The MM scheduling algorithm solves the problems that the FIFO scheduling algorithm suffers from. As mentioned earlier, it gives a fair share for all scheduled tasks by improving the data locality.
However, the MM scheduler suffers from a shortcoming in its execution time. In fact, the MM scheduler does not assign non-local tasks until a new heartbeat is obtained. This means that more time will be taken with large clusters. Another shortcoming appears when new jobs arrived; the MM scheduler will clear all markers and start from the beginning. This in fact will result in many jobs arriving such as Facebook framework.
3.3. Delay scheduler The Delay algorithm  is proposed to solve some of the problems of the FIFO scheduler. Specifically, like MM, the Delay scheduler gives every job a fair share of the cluster over a respected predeﬁned time slot. Predeﬁning the map slot is helpful in preventing any greedy job from reserving resources for long periods of time which might lead to job starvation. The main idea in Delay algorithm is that when a node sends heartbeat to request a map task, if the ﬁrst job cannot process local task, it delays the job and processes the next one. To ensure the fairness among all scheduled jobs and avoid job starvation, a maximum delay time is used to limit the time a job is delayed.
This scheduler solves problems appearing in FIFO; however, it creates new problems. The ﬁrst issue is that the Delay scheduler has a problem in terms of its efﬁciency because it does not work well when the map slots are freed slowly (map slots need more time to process map tasks). The second issue appears when no local task is found in a node, it assigns multiple non-local tasks to that node if it has multiple free slots in that heartbeat. Consequently, the Delay scheduler, in some cases, performs worse than the default FIFO.
3.4. Multithreading locality scheduler Multithreading locality scheduler utilizes multithreading architecture to perform all the scheduling processes where each thread is assigned to a predetermined block of jobs. The MTL scheduler differs from all the previous schedulers in dealing with synchronizations of blocks. Such blocks’ synchronization is achieved through using multithreading scheduling. It uses multithreading scheduling on a cluster of nodes in one scheduling direction from wait job queue to cluster nodes (unlike other schedulers that work from the nodes to the job queue). This way of dealing with the scheduling processes makes it more appropriate and feasible because the MTL schedule tries to ﬁnd the best node for a corresponding job. In fact, it has an advantage over the other existing schedulers in solving data locality problems by parallel searching using multithreading techniques .

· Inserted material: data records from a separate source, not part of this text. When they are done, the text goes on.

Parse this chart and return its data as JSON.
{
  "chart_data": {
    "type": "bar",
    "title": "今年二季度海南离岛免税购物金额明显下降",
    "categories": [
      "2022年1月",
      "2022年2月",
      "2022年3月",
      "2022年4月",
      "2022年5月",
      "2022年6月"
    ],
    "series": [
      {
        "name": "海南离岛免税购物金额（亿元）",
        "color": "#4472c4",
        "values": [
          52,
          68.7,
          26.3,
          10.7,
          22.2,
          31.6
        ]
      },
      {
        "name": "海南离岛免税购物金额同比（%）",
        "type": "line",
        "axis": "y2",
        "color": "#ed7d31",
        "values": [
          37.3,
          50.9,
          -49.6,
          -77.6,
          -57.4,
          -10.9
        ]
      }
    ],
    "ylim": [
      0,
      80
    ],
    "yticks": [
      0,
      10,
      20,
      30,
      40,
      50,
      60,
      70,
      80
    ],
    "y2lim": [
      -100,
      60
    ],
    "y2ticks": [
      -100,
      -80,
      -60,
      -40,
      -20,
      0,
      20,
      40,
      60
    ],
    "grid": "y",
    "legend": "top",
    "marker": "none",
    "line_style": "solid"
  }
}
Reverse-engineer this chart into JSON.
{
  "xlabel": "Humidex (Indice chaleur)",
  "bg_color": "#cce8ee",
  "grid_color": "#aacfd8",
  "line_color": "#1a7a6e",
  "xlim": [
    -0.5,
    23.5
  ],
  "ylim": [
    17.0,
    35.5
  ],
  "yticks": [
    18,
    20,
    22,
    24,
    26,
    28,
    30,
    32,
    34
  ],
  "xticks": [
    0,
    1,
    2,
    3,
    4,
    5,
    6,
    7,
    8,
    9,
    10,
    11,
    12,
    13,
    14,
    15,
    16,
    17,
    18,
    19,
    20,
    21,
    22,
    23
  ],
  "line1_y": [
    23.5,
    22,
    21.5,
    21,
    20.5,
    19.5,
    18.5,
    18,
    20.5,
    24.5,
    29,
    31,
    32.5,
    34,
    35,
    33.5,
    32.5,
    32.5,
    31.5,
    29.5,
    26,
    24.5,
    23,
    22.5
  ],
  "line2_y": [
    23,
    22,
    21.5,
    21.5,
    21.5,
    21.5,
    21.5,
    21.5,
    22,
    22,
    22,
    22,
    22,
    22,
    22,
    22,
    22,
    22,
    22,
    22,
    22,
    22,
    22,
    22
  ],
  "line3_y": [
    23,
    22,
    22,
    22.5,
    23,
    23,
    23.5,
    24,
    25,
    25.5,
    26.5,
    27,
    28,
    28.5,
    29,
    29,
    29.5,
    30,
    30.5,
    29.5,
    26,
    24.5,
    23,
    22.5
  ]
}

The MTL starts by dividing the cluster into N blocks. Each block contains a number of commodity machines to process and store input data. Each block is scheduled by a special thread that schedules the jobs in the wait queue. Once a new job arrives to the cluster, the MapReduce scheduler contacts the Namenode to determine the rack that includes the largest proportion of data locality tasks for this job.
When any job is to be processed, the threads start searching in their blocks node for local map task, where each thread takes information about current task and starts searching in their blocks.